Based on humorist Jean Shepherd’s writings, “A Christmas Story” centers on a 9-year-old Indiana boy, Ralphie Parker, who desperately wants a Red Ryder BB gun for Christmas. As the magical day approaches, though, it seems his dearest wish will come true as nearly everyone tells him he’ll shoot his eye out. The movie has all kinds of deft touches that bring Ralphie’s world to life, from the school chums and bullies he deals with on the playground to the department store Santa visit to the spot-on classroom scenes and the old-school parenting.
The characters and scenes in the movie version of “A Christmas Story” have become so iconic that a stage version faces a daunting task, but the adaptation is a respectful homage, knowing that it just wouldn’t work without the pole on the playground scene, the tire-changing scene where Ralphie drops the lug nuts, the visit to Santa and the Old Man getting his special prize and spewing profane sounding gibberish.
“There are some scenes that everyone has grown to love and expects to see. They won’t be let down,” Addis said. “But understand, we don’t have people that specifically resemble the actors on screen. And we don’t need to. The audience will be drawn into this cast. It is a very talented group of principal actors, with a strong supporting and ensemble cast. I have simply asked the cast not to worry about themselves, but, follow the script and your characters will take you on the journey.”
Dan Radtke, who has been doing LCT shows for about 12 years, wanted the part of adult Ralph, the narrator, about as badly as young Ralphie wants the BB gun. “It’s the only part I auditioned for,” he said. “It’s the only part I wanted.”
Unlike the movie, where the narrator’s voice (which belongs to Jean Shepherd) chimes in to comment bemusedly and knowingly on the action, Radtke will be both heard and seen.
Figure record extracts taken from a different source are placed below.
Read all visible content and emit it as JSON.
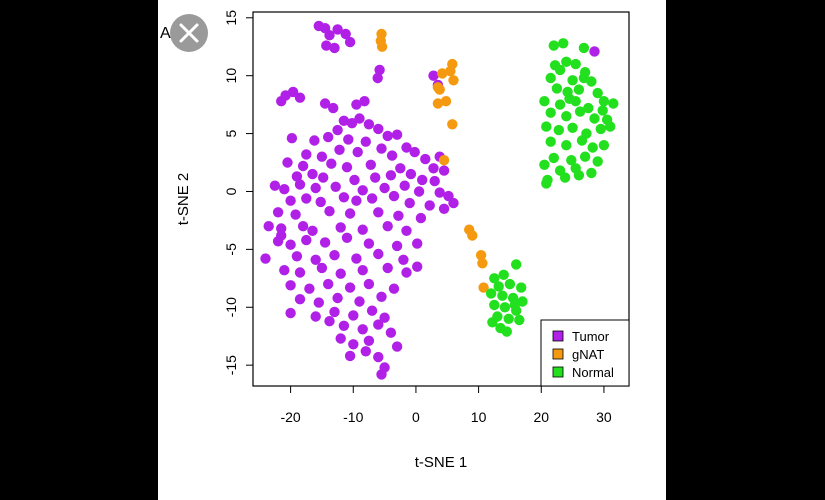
{
  "panel_label": "A",
  "chart_data": {
    "type": "scatter",
    "title": "",
    "xlabel": "t-SNE 1",
    "ylabel": "t-SNE 2",
    "xlim": [
      -26,
      34
    ],
    "ylim": [
      -16.8,
      15.5
    ],
    "x_ticks": [
      -20,
      -10,
      0,
      10,
      20,
      30
    ],
    "x_tick_labels": [
      "-20",
      "-10",
      "0",
      "10",
      "20",
      "30"
    ],
    "y_ticks": [
      -15,
      -10,
      -5,
      0,
      5,
      10,
      15
    ],
    "y_tick_labels": [
      "-15",
      "-10",
      "-5",
      "0",
      "5",
      "10",
      "15"
    ],
    "grid": false,
    "legend_position": "bottom-right",
    "series": [
      {
        "name": "Tumor",
        "color": "#B020E6",
        "points": [
          [
            -15.5,
            14.3
          ],
          [
            -14.5,
            14.1
          ],
          [
            -13.8,
            13.5
          ],
          [
            -12.5,
            14.0
          ],
          [
            -11.2,
            13.6
          ],
          [
            -14.3,
            12.6
          ],
          [
            -13.0,
            12.4
          ],
          [
            -10.5,
            12.9
          ],
          [
            -5.8,
            10.5
          ],
          [
            -6.1,
            9.8
          ],
          [
            -20.8,
            8.3
          ],
          [
            -19.6,
            8.6
          ],
          [
            -18.5,
            8.1
          ],
          [
            -21.5,
            7.8
          ],
          [
            -14.5,
            7.6
          ],
          [
            -13.2,
            7.2
          ],
          [
            -8.2,
            7.8
          ],
          [
            -9.5,
            7.5
          ],
          [
            -11.5,
            6.1
          ],
          [
            -10.2,
            5.9
          ],
          [
            -9.0,
            6.3
          ],
          [
            -7.5,
            5.8
          ],
          [
            -6.0,
            5.4
          ],
          [
            -12.5,
            5.3
          ],
          [
            -4.5,
            4.8
          ],
          [
            -3.0,
            4.9
          ],
          [
            -14.0,
            4.7
          ],
          [
            -16.2,
            4.4
          ],
          [
            -19.8,
            4.6
          ],
          [
            -10.8,
            4.5
          ],
          [
            -8.0,
            4.3
          ],
          [
            -1.5,
            3.8
          ],
          [
            -12.2,
            3.6
          ],
          [
            -9.3,
            3.4
          ],
          [
            -5.5,
            3.7
          ],
          [
            -3.8,
            3.1
          ],
          [
            -17.5,
            3.2
          ],
          [
            -15.0,
            3.0
          ],
          [
            -0.2,
            3.4
          ],
          [
            1.5,
            2.8
          ],
          [
            3.8,
            3.0
          ],
          [
            -20.5,
            2.5
          ],
          [
            -18.0,
            2.2
          ],
          [
            -13.5,
            2.4
          ],
          [
            -11.0,
            2.1
          ],
          [
            -7.2,
            2.3
          ],
          [
            -2.5,
            2.0
          ],
          [
            -0.8,
            1.5
          ],
          [
            2.8,
            2.0
          ],
          [
            4.5,
            1.8
          ],
          [
            -19.0,
            1.3
          ],
          [
            -16.5,
            1.5
          ],
          [
            -14.8,
            1.2
          ],
          [
            -9.8,
            1.0
          ],
          [
            -6.5,
            1.2
          ],
          [
            -4.0,
            1.4
          ],
          [
            1.0,
            1.0
          ],
          [
            3.0,
            0.9
          ],
          [
            -22.5,
            0.5
          ],
          [
            -21.0,
            0.2
          ],
          [
            -18.5,
            0.6
          ],
          [
            -16.0,
            0.3
          ],
          [
            -12.8,
            0.4
          ],
          [
            -8.5,
            0.1
          ],
          [
            -5.0,
            0.3
          ],
          [
            -1.8,
            0.5
          ],
          [
            0.5,
            0.0
          ],
          [
            3.8,
            -0.1
          ],
          [
            5.2,
            -0.4
          ],
          [
            6.0,
            -1.0
          ],
          [
            -20.0,
            -0.8
          ],
          [
            -17.5,
            -0.6
          ],
          [
            -15.2,
            -0.9
          ],
          [
            -11.5,
            -0.5
          ],
          [
            -9.5,
            -0.8
          ],
          [
            -7.0,
            -0.6
          ],
          [
            -3.5,
            -0.4
          ],
          [
            -1.0,
            -1.0
          ],
          [
            2.2,
            -1.2
          ],
          [
            4.5,
            -1.5
          ],
          [
            -22.0,
            -1.8
          ],
          [
            -19.2,
            -2.0
          ],
          [
            -13.8,
            -1.7
          ],
          [
            -10.5,
            -1.9
          ],
          [
            -6.0,
            -1.8
          ],
          [
            -2.8,
            -2.1
          ],
          [
            0.8,
            -2.3
          ],
          [
            -23.5,
            -3.0
          ],
          [
            -21.5,
            -3.2
          ],
          [
            -18.0,
            -3.0
          ],
          [
            -16.5,
            -3.4
          ],
          [
            -12.0,
            -3.1
          ],
          [
            -8.5,
            -3.3
          ],
          [
            -4.5,
            -3.0
          ],
          [
            -1.5,
            -3.4
          ],
          [
            -22.0,
            -4.3
          ],
          [
            -20.0,
            -4.6
          ],
          [
            -17.5,
            -4.2
          ],
          [
            -14.5,
            -4.4
          ],
          [
            -11.0,
            -4.0
          ],
          [
            -7.5,
            -4.5
          ],
          [
            -3.0,
            -4.7
          ],
          [
            0.2,
            -4.5
          ],
          [
            -24.0,
            -5.8
          ],
          [
            -19.0,
            -5.6
          ],
          [
            -16.0,
            -5.9
          ],
          [
            -13.0,
            -5.5
          ],
          [
            -9.5,
            -5.8
          ],
          [
            -6.0,
            -5.4
          ],
          [
            -2.0,
            -5.9
          ],
          [
            -21.0,
            -6.8
          ],
          [
            -18.5,
            -7.0
          ],
          [
            -15.0,
            -6.6
          ],
          [
            -12.0,
            -7.1
          ],
          [
            -8.5,
            -6.8
          ],
          [
            -4.5,
            -6.6
          ],
          [
            -1.5,
            -7.0
          ],
          [
            0.2,
            -6.5
          ],
          [
            -20.0,
            -8.1
          ],
          [
            -17.0,
            -8.4
          ],
          [
            -14.0,
            -8.0
          ],
          [
            -10.5,
            -8.3
          ],
          [
            -7.5,
            -8.0
          ],
          [
            -3.5,
            -8.4
          ],
          [
            -18.5,
            -9.3
          ],
          [
            -15.5,
            -9.6
          ],
          [
            -12.5,
            -9.2
          ],
          [
            -9.0,
            -9.5
          ],
          [
            -5.5,
            -9.1
          ],
          [
            -20.0,
            -10.5
          ],
          [
            -16.0,
            -10.8
          ],
          [
            -13.0,
            -10.4
          ],
          [
            -10.0,
            -10.7
          ],
          [
            -7.0,
            -10.3
          ],
          [
            -5.0,
            -10.9
          ],
          [
            -11.5,
            -11.6
          ],
          [
            -8.5,
            -11.9
          ],
          [
            -6.0,
            -11.5
          ],
          [
            -4.0,
            -12.2
          ],
          [
            -12.0,
            -12.7
          ],
          [
            -10.0,
            -13.2
          ],
          [
            -7.5,
            -12.9
          ],
          [
            -3.0,
            -13.4
          ],
          [
            -10.5,
            -14.2
          ],
          [
            -6.0,
            -14.3
          ],
          [
            -5.0,
            -15.2
          ],
          [
            -5.5,
            -15.8
          ],
          [
            -13.8,
            -11.2
          ],
          [
            -8.0,
            -13.8
          ],
          [
            -21.5,
            -3.8
          ],
          [
            2.8,
            10.0
          ],
          [
            3.5,
            9.2
          ],
          [
            28.5,
            12.1
          ]
        ]
      },
      {
        "name": "gNAT",
        "color": "#F59A10",
        "points": [
          [
            -5.5,
            13.6
          ],
          [
            -5.6,
            13.0
          ],
          [
            -5.4,
            12.5
          ],
          [
            5.8,
            11.0
          ],
          [
            5.5,
            10.4
          ],
          [
            4.2,
            10.2
          ],
          [
            6.0,
            9.6
          ],
          [
            3.5,
            9.0
          ],
          [
            3.8,
            8.8
          ],
          [
            4.8,
            7.8
          ],
          [
            3.5,
            7.6
          ],
          [
            5.8,
            5.8
          ],
          [
            4.5,
            2.7
          ],
          [
            8.5,
            -3.3
          ],
          [
            9.0,
            -3.8
          ],
          [
            10.4,
            -5.5
          ],
          [
            10.6,
            -6.2
          ],
          [
            10.8,
            -8.3
          ]
        ]
      },
      {
        "name": "Normal",
        "color": "#22E01E",
        "points": [
          [
            22.0,
            12.6
          ],
          [
            23.5,
            12.8
          ],
          [
            26.8,
            12.4
          ],
          [
            24.0,
            11.2
          ],
          [
            25.5,
            11.0
          ],
          [
            23.0,
            10.5
          ],
          [
            27.0,
            10.3
          ],
          [
            21.5,
            9.8
          ],
          [
            25.0,
            9.6
          ],
          [
            28.0,
            9.5
          ],
          [
            22.5,
            8.9
          ],
          [
            24.2,
            8.6
          ],
          [
            26.0,
            8.8
          ],
          [
            29.0,
            8.5
          ],
          [
            20.5,
            7.8
          ],
          [
            23.0,
            7.5
          ],
          [
            25.5,
            7.8
          ],
          [
            27.5,
            7.2
          ],
          [
            30.0,
            7.8
          ],
          [
            31.5,
            7.6
          ],
          [
            21.5,
            6.8
          ],
          [
            24.0,
            6.5
          ],
          [
            26.2,
            6.9
          ],
          [
            28.5,
            6.3
          ],
          [
            30.5,
            6.2
          ],
          [
            20.8,
            5.6
          ],
          [
            22.8,
            5.3
          ],
          [
            25.0,
            5.5
          ],
          [
            27.2,
            5.0
          ],
          [
            29.5,
            5.4
          ],
          [
            31.0,
            5.6
          ],
          [
            21.5,
            4.3
          ],
          [
            24.0,
            4.0
          ],
          [
            26.5,
            4.4
          ],
          [
            28.2,
            3.8
          ],
          [
            30.0,
            4.0
          ],
          [
            22.0,
            2.9
          ],
          [
            24.8,
            2.7
          ],
          [
            27.0,
            3.0
          ],
          [
            29.0,
            2.6
          ],
          [
            20.5,
            2.3
          ],
          [
            23.0,
            1.8
          ],
          [
            25.5,
            2.0
          ],
          [
            28.0,
            1.6
          ],
          [
            21.0,
            1.0
          ],
          [
            23.8,
            1.2
          ],
          [
            26.0,
            1.4
          ],
          [
            20.8,
            0.7
          ],
          [
            24.5,
            8.0
          ],
          [
            26.8,
            9.8
          ],
          [
            22.2,
            10.9
          ],
          [
            29.8,
            7.0
          ],
          [
            12.5,
            -7.5
          ],
          [
            14.0,
            -7.2
          ],
          [
            16.0,
            -6.3
          ],
          [
            13.2,
            -8.2
          ],
          [
            15.0,
            -8.0
          ],
          [
            16.8,
            -8.3
          ],
          [
            12.0,
            -8.8
          ],
          [
            13.8,
            -9.0
          ],
          [
            15.5,
            -9.2
          ],
          [
            17.0,
            -9.5
          ],
          [
            12.5,
            -9.8
          ],
          [
            14.2,
            -10.0
          ],
          [
            16.0,
            -10.3
          ],
          [
            13.0,
            -10.8
          ],
          [
            14.8,
            -11.0
          ],
          [
            16.5,
            -11.1
          ],
          [
            12.2,
            -11.3
          ],
          [
            13.5,
            -11.8
          ],
          [
            14.5,
            -12.1
          ],
          [
            15.8,
            -9.8
          ]
        ]
      }
    ]
  }
}
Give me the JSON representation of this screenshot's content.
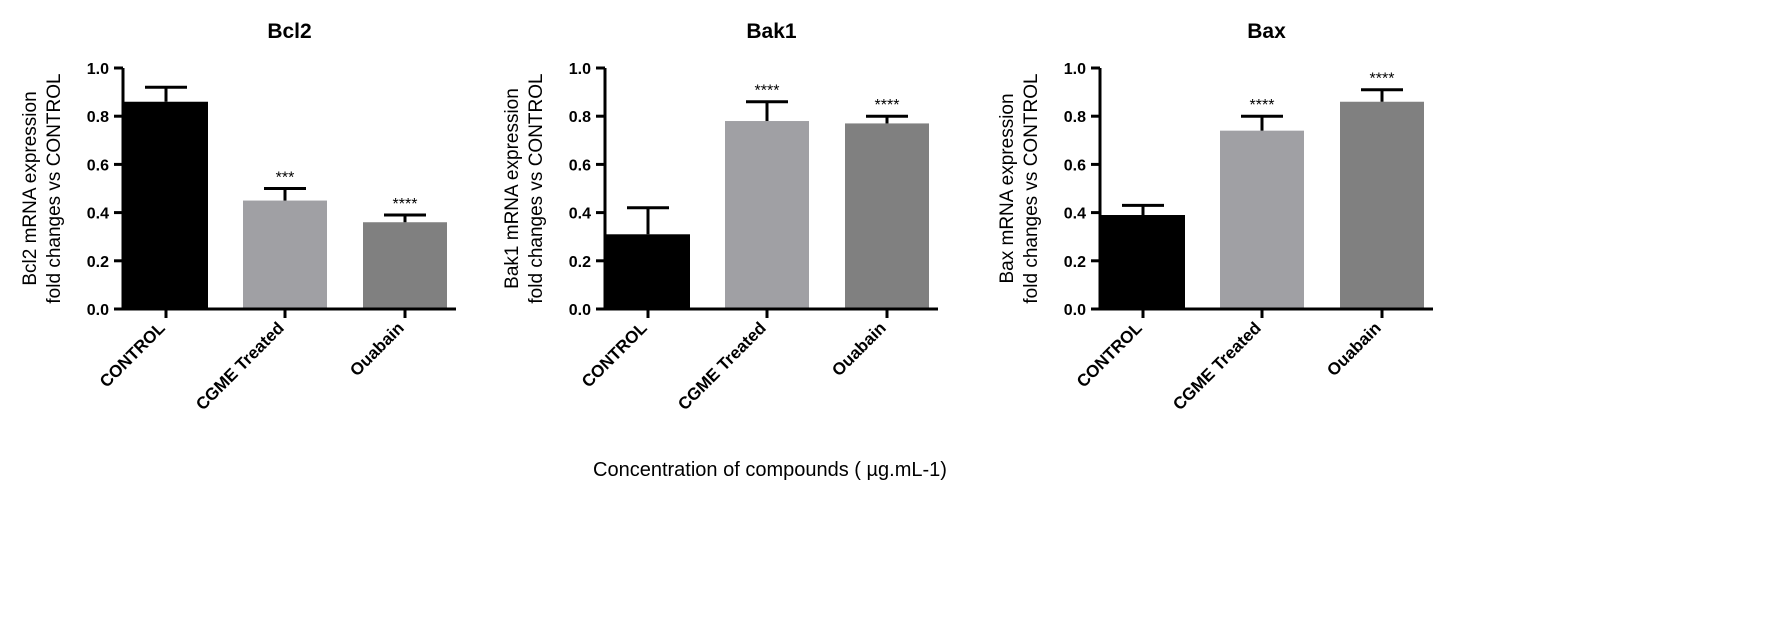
{
  "shared_xlabel": "Concentration of compounds  ( µg.mL-1)",
  "colors": {
    "CONTROL": "#000000",
    "CGME Treated": "#a0a0a4",
    "Ouabain": "#808080"
  },
  "chart_data": [
    {
      "type": "bar",
      "title": "Bcl2",
      "ylabel_line1": "Bcl2 mRNA expression",
      "ylabel_line2": "fold changes vs CONTROL",
      "categories": [
        "CONTROL",
        "CGME Treated",
        "Ouabain"
      ],
      "values": [
        0.86,
        0.45,
        0.36
      ],
      "errors": [
        0.06,
        0.05,
        0.03
      ],
      "significance": [
        "",
        "***",
        "****"
      ],
      "ylim": [
        0,
        1.0
      ],
      "yticks": [
        "0.0",
        "0.2",
        "0.4",
        "0.6",
        "0.8",
        "1.0"
      ],
      "grid": false
    },
    {
      "type": "bar",
      "title": "Bak1",
      "ylabel_line1": "Bak1 mRNA expression",
      "ylabel_line2": "fold changes vs CONTROL",
      "categories": [
        "CONTROL",
        "CGME Treated",
        "Ouabain"
      ],
      "values": [
        0.31,
        0.78,
        0.77
      ],
      "errors": [
        0.11,
        0.08,
        0.03
      ],
      "significance": [
        "",
        "****",
        "****"
      ],
      "ylim": [
        0,
        1.0
      ],
      "yticks": [
        "0.0",
        "0.2",
        "0.4",
        "0.6",
        "0.8",
        "1.0"
      ],
      "grid": false
    },
    {
      "type": "bar",
      "title": "Bax",
      "ylabel_line1": "Bax mRNA expression",
      "ylabel_line2": "fold changes vs CONTROL",
      "categories": [
        "CONTROL",
        "CGME Treated",
        "Ouabain"
      ],
      "values": [
        0.39,
        0.74,
        0.86
      ],
      "errors": [
        0.04,
        0.06,
        0.05
      ],
      "significance": [
        "",
        "****",
        "****"
      ],
      "ylim": [
        0,
        1.0
      ],
      "yticks": [
        "0.0",
        "0.2",
        "0.4",
        "0.6",
        "0.8",
        "1.0"
      ],
      "grid": false
    }
  ]
}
In the stage version, the narrator floats through the action like a ghost, seen only by the audience.
The narrator in the stage version also has more work, Radtke noted, as he has to set some scenes verbally that needed no words in the movie because they were set up visually.
Radtke shares Addis’s affection for the simpler time portrayed in “A Christmas Story” and the nostalgia it triggers. He is definitely feeling some pressure to nail his part.
“The guy in the movie does such a perfect job of it. So what a great challenge to put my own color to that voice,” Radtke said. “My goal is not to do better than him. My goal is to respect it. The whole thing is to add what I can honestly to the part so that people aren’t disappointed.”
Addis double cast the part of Ralphie because it’s a big part for a younger actor, and he settled on Beckett Cottrell and Carter Mandell to play the part brought to life in the movie by Peter Billingsly. Lynn Schulze and Josh Miner play Ralphie’s parents, while Isidore Thomsen plays his younger brother, Randy.
“They have such a great cast for this show,” Radtke said. “Both the Ralphies look just like Ralphie. The dad is irascible. The mom’s the perfect mom.”
Addis predicted that the LCT staging of “A Christmas Story” will offer the same nostalgic magic conjured in the big screen version.
“The audience will see the pure innocence, love, anticipation and passion that a child exerts while waiting to open that ultimate gift sitting under the Christmas tree,” he said. “We all have had a Christmas story that was special, that we can talk about. Hopefully, this production will rekindle some fond memories of a Christmas past.”